Pointing to the 12-acre own-rooted Syrah vineyard planted in 2018, Smith continued: “One side of the vineyard is tapered toward Cayucos and the other side into Templeton. We are in the middle of the Templeton Gap. You can imagine the wind going in both ways. It’s pretty extreme.”
Extreme is the keyword for vineyards planted on a wind-blown hilltop 4.5 mil from the ocean. “When we first planted we didn’t know what it was going to be,” Smith recalled. The unpredictable 60-miles-per-hour wind can blow in anytime of the day (or night). “It often kicks in at 2 a.m., calms down at 10 a.m., then kicks back again.”

While fierce wind is a challenging factor, the upside is milder temperatures and substantial rainfall. “We don’t have the lows and highs we get down in Willow Creek,” Smith remarked. Furthermore, Syrah sets very well even in windy conditions. In this cool climate, slow fruit ripening allows for more hang time and the alcohol level is lower than the wines from Willow Creek.
While there are a handful of vineyards planted in the valley area, the Cayucos Ridge vineyard is the only one along the Santa Lucia ridge line in the SLO Coast AVA. Although not certified, Smith and his vineyard team follow organic and regenerative practices, among them no till or pesticides.
Back in the Willow Creek District, we found ourselves at the deep end of the Saxum winery cave backed by a dramatic wall of exposed fractured rock. “I love it when these fractured rocks are tilted up,” said Smith pointing to the jagged angle of the rock formation. “What we’re looking at is this uplift so the roots of the vines go through these cracks and come down to where the water is instead of fighting their way through.” Old Creek Road in Cayucos has a similar tilted rock formation, he added.

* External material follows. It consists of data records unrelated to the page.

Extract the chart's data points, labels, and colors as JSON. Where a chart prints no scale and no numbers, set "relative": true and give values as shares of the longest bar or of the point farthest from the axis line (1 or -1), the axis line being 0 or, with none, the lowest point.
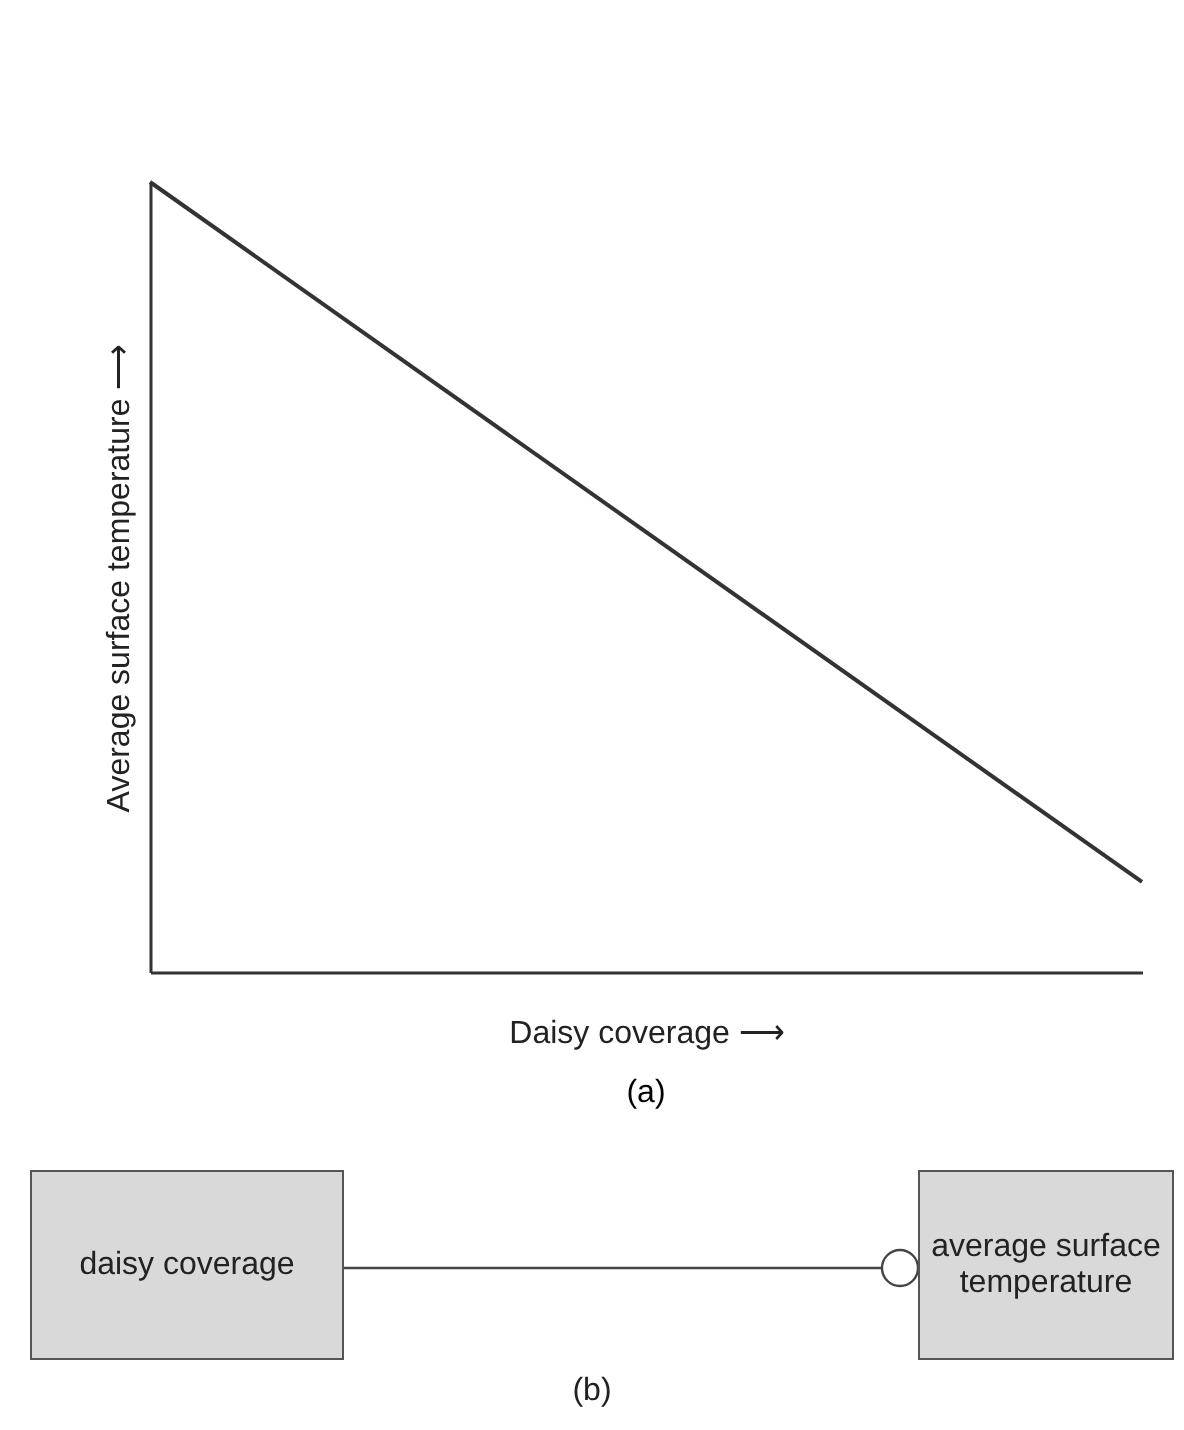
{
  "chart_data": [
    {
      "type": "line",
      "relative": true,
      "title": "(a)",
      "xlabel": "Daisy coverage ⟶",
      "ylabel": "Average surface temperature ⟶",
      "categories": [
        null,
        null
      ],
      "series": [
        {
          "color": "#333333",
          "values": [
            1,
            0.114
          ]
        }
      ],
      "grid": false,
      "legend": false,
      "marker": "none"
    },
    {
      "type": "other",
      "title": "(b)",
      "annotations": [
        "daisy coverage",
        "average surface temperature"
      ]
    }
  ]
}
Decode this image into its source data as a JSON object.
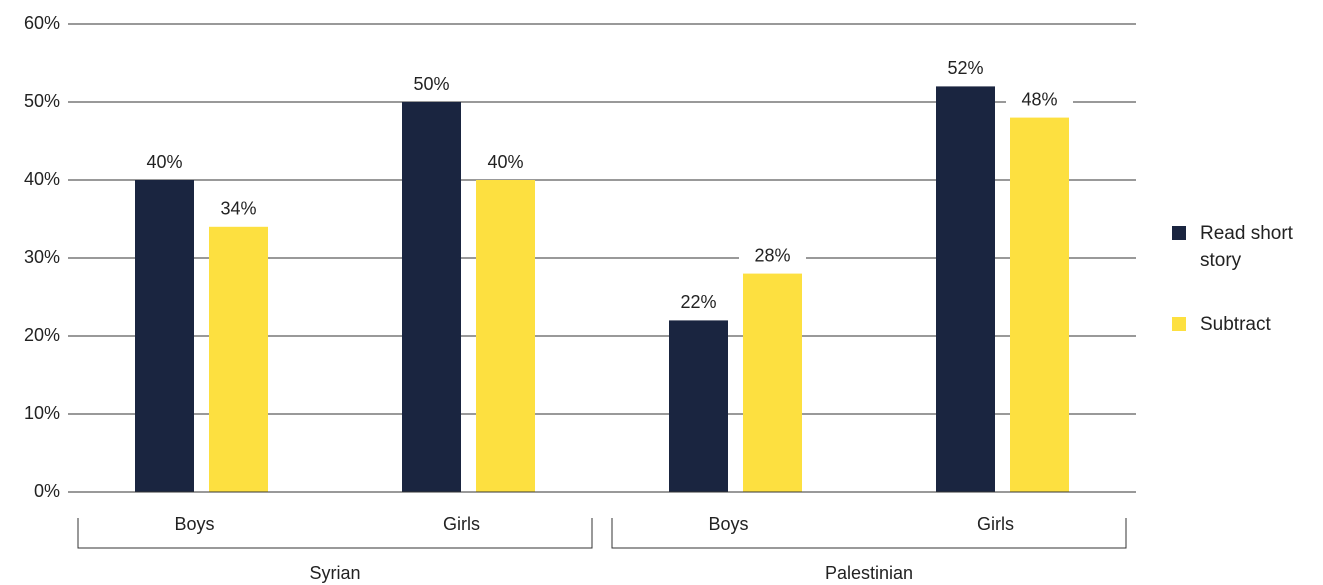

We were ready to savor the Cayucos Ridge 100% Syrah from SLO Coast AVA alongside two of Saxum’s Syrah-driven wines from Willow Creek District AVA.
“There’s not a night or day difference,” Smith commented on the distance between the two vineyards. “Cayucos Ridge is just eleven miles from here. One is more spice-driven and the other more fruit-forward.”
Indeed, distinctive savory notes and black pepper embrace the powerfully structured Cayucos Ridge Syrah, influenced by the aromas of the surrounding chaparral. Commenting on the inky-dark color, Smith mused: “We’ve never seen anything like it. It was so black when we harvested it.”
The two Syrah-dominant wines from Willow Creek AVA offered different expressions. From the oldest, the James Berry vineyard planted in 1999, the 82% Syrah Bone Rock showed more structure and some spice while Broken Stones with 54% Syrah was more red fruit-froward, with a touch more new oak. Varieties such as Mataro, Graciano, Grenache and Petite Sirah are typical companions in Saxum blends.

As for vinification, Smith prefers partial whole clusters. “With Syrah, it’s the spice. A lot of black pepper comes from the stems,” he explained. Fermentation is typically about three weeks, usually a week of cold soak before fermentation starts.
“Once it starts we pump over twice a day, doing a nice gentle extraction with no heating so in the cold cave and concrete fermenters it stays really cool.” Barrel aging in a combination of new and neutral French oak typically ranges from 22 to 30 months.
Saxum’s 2024 annual production is targeted at 8,000 cases. “In 2023 it was 11,000 cases, but we want it to be more like 8,000,” Smith noted. “We’ve dropped some of our purchased fruit. Moving forward we’ll be one hundred percent estate.”
Saxum’s estate vineyards in three AVAs now include Willow Creek District, SLO Coast and the recent addition of York Mountain.